Dynamics of Perturbations in Double Field Theory & Non-Relativistic String Theory

TL;DR

This paper demonstrates that non-Riemannian backgrounds in Double Field Theory naturally describe non-relativistic string theories, providing a new geometric framework and analyzing perturbations with a novel formalism.

Contribution

It establishes the equivalence between Gomis-Ooguri non-relativistic string theory and Double Field Theory on non-Riemannian backgrounds, and develops a semi-covariant perturbation formalism.

Findings

Double Field Theory reproduces Gomis-Ooguri string spectrum.

Derived linearized equations of motion for perturbations.

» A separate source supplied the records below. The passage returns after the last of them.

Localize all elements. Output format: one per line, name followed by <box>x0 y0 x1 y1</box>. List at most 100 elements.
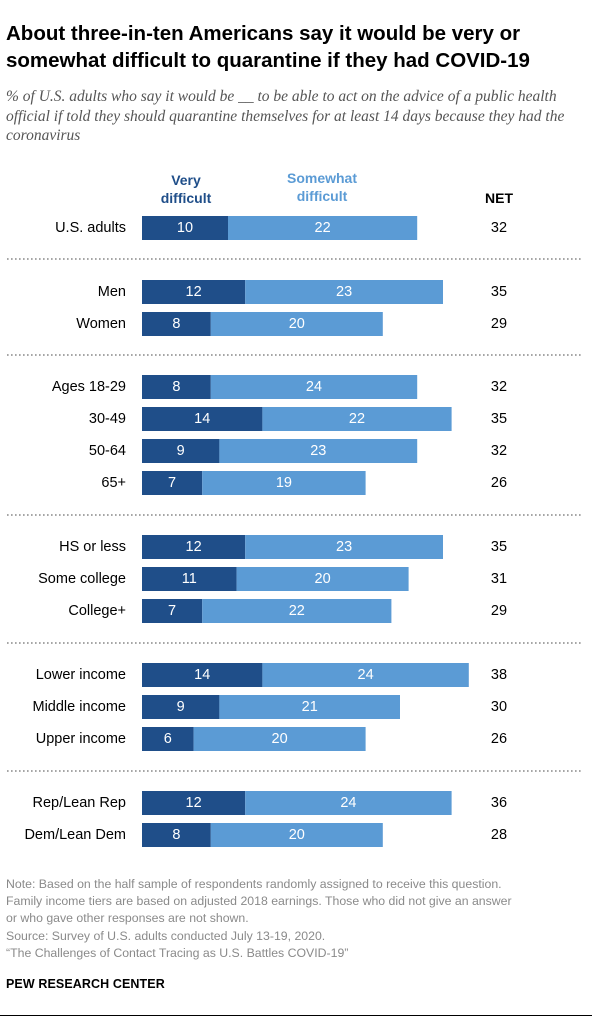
net-value-lower-income: 38 <box>491 667 507 683</box>
bar-somewhat-u-s-adults <box>228 216 418 240</box>
net-value-dem-lean-dem: 28 <box>491 827 507 843</box>
bottom-rule <box>0 1015 592 1016</box>
net-header: NET <box>485 190 513 206</box>
value-very-50-64: 9 <box>177 443 185 459</box>
value-somewhat-ages-18-29: 24 <box>306 379 322 395</box>
row-label-lower-income: Lower income <box>36 667 126 683</box>
row-label-college: College+ <box>68 603 126 619</box>
value-very-30-49: 14 <box>194 411 210 427</box>
legend-very-line2: difficult <box>161 190 212 206</box>
bar-somewhat-rep-lean-rep <box>245 791 452 815</box>
row-label-hs-or-less: HS or less <box>59 539 126 555</box>
value-somewhat-women: 20 <box>289 316 305 332</box>
bar-very-30-49 <box>142 407 263 431</box>
value-somewhat-dem-lean-dem: 20 <box>289 827 305 843</box>
net-value-65: 26 <box>491 475 507 491</box>
value-somewhat-30-49: 22 <box>349 411 365 427</box>
value-very-ages-18-29: 8 <box>172 379 180 395</box>
value-somewhat-rep-lean-rep: 24 <box>340 795 356 811</box>
bar-somewhat-middle-income <box>219 695 400 719</box>
value-very-u-s-adults: 10 <box>177 220 193 236</box>
net-value-u-s-adults: 32 <box>491 220 507 236</box>
value-very-some-college: 11 <box>182 571 197 587</box>
bar-somewhat-65 <box>202 471 366 495</box>
net-value-hs-or-less: 35 <box>491 539 507 555</box>
net-value-men: 35 <box>491 284 507 300</box>
net-value-50-64: 32 <box>491 443 507 459</box>
bar-somewhat-50-64 <box>219 439 418 463</box>
note-line-2: Family income tiers are based on adjuste… <box>6 894 512 909</box>
value-somewhat-hs-or-less: 23 <box>336 539 352 555</box>
bar-very-ages-18-29 <box>142 375 211 399</box>
bar-somewhat-lower-income <box>262 663 469 687</box>
row-label-upper-income: Upper income <box>36 731 126 747</box>
row-label-some-college: Some college <box>38 571 126 587</box>
row-label-50-64: 50-64 <box>89 443 126 459</box>
value-somewhat-middle-income: 21 <box>302 699 318 715</box>
row-label-men: Men <box>98 284 126 300</box>
value-somewhat-65: 19 <box>276 475 292 491</box>
row-label-women: Women <box>76 316 126 332</box>
row-label-65: 65+ <box>101 475 126 491</box>
net-value-middle-income: 30 <box>491 699 507 715</box>
bar-very-dem-lean-dem <box>142 823 211 847</box>
note-line-1: Note: Based on the half sample of respon… <box>6 877 502 891</box>
value-very-rep-lean-rep: 12 <box>186 795 202 811</box>
value-very-men: 12 <box>186 284 202 300</box>
row-label-u-s-adults: U.S. adults <box>55 220 126 236</box>
note-line-3: or who gave other responses are not show… <box>6 911 249 926</box>
chart-subtitle: % of U.S. adults who say it would be __ … <box>6 88 565 144</box>
row-label-dem-lean-dem: Dem/Lean Dem <box>24 827 126 843</box>
net-value-college: 29 <box>491 603 507 619</box>
value-very-college: 7 <box>168 603 176 619</box>
value-somewhat-lower-income: 24 <box>358 667 374 683</box>
bar-very-men <box>142 280 246 304</box>
row-label-ages-18-29: Ages 18-29 <box>52 379 126 395</box>
bar-very-u-s-adults <box>142 216 228 240</box>
bar-very-65 <box>142 471 203 495</box>
value-somewhat-college: 22 <box>289 603 305 619</box>
value-very-hs-or-less: 12 <box>186 539 202 555</box>
bar-somewhat-upper-income <box>193 727 366 751</box>
value-very-upper-income: 6 <box>164 731 172 747</box>
chart-notes: Note: Based on the half sample of respon… <box>6 876 586 962</box>
net-value-some-college: 31 <box>491 571 507 587</box>
value-very-middle-income: 9 <box>177 699 185 715</box>
net-value-ages-18-29: 32 <box>491 379 507 395</box>
bar-somewhat-college <box>202 599 392 623</box>
value-very-dem-lean-dem: 8 <box>172 827 180 843</box>
bar-very-some-college <box>142 567 237 591</box>
value-very-lower-income: 14 <box>194 667 210 683</box>
bar-very-upper-income <box>142 727 194 751</box>
net-value-30-49: 35 <box>491 411 507 427</box>
bar-very-college <box>142 599 203 623</box>
chart-title: About three-in-ten Americans say it woul… <box>6 22 530 72</box>
legend-somewhat-line2: difficult <box>297 188 348 204</box>
bar-somewhat-hs-or-less <box>245 535 443 559</box>
legend-very-line1: Very <box>171 172 201 188</box>
bar-somewhat-women <box>210 312 383 336</box>
bar-somewhat-men <box>245 280 443 304</box>
value-somewhat-u-s-adults: 22 <box>315 220 331 236</box>
bar-somewhat-some-college <box>236 567 409 591</box>
value-somewhat-some-college: 20 <box>315 571 331 587</box>
row-label-30-49: 30-49 <box>89 411 126 427</box>
bar-very-lower-income <box>142 663 263 687</box>
value-somewhat-50-64: 23 <box>310 443 326 459</box>
bar-somewhat-30-49 <box>262 407 452 431</box>
bar-very-rep-lean-rep <box>142 791 246 815</box>
bar-very-hs-or-less <box>142 535 246 559</box>
value-somewhat-upper-income: 20 <box>272 731 288 747</box>
row-label-rep-lean-rep: Rep/Lean Rep <box>32 795 126 811</box>
value-somewhat-men: 23 <box>336 284 352 300</box>
bar-very-women <box>142 312 211 336</box>
bar-very-50-64 <box>142 439 220 463</box>
value-very-women: 8 <box>172 316 180 332</box>
value-very-65: 7 <box>168 475 176 491</box>
source-line: Source: Survey of U.S. adults conducted … <box>6 928 326 943</box>
bar-very-middle-income <box>142 695 220 719</box>
row-label-middle-income: Middle income <box>33 699 127 715</box>
legend-somewhat-line1: Somewhat <box>287 170 357 186</box>
bar-somewhat-dem-lean-dem <box>210 823 383 847</box>
net-value-rep-lean-rep: 36 <box>491 795 507 811</box>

Presented a new non-Riemannian solution with Schrödinger symmetry.

Abstract

Double Field Theory provides a geometric framework capable of describing string theory backgrounds that cannot be understood purely in terms of Riemannian geometry -- not only globally (`non-geometry'), but even locally (`non-Riemannian'). In this work, we show that the non-relativistic closed string theory of Gomis and Ooguri [1] arises precisely as such a non-Riemannian string background, and that the Gomis-Ooguri sigma model is equivalent to the Double Field Theory sigma model of [2] on this background. We further show that the target-space formulation of Double Field Theory on this non-Riemannian background correctly reproduces the appropriate sector of the Gomis-Ooguri string spectrum. To do this, we develop a general semi-covariant formalism describing perturbations in Double Field Theory. We derive compact expressions for the linearized equations of motion around a generic on-shell background, and construct the corresponding fluctuation Lagrangian in terms of novel completely covariant second order differential operators. We also present a new non-Riemannian solution featuring Schr\"odinger conformal symmetry.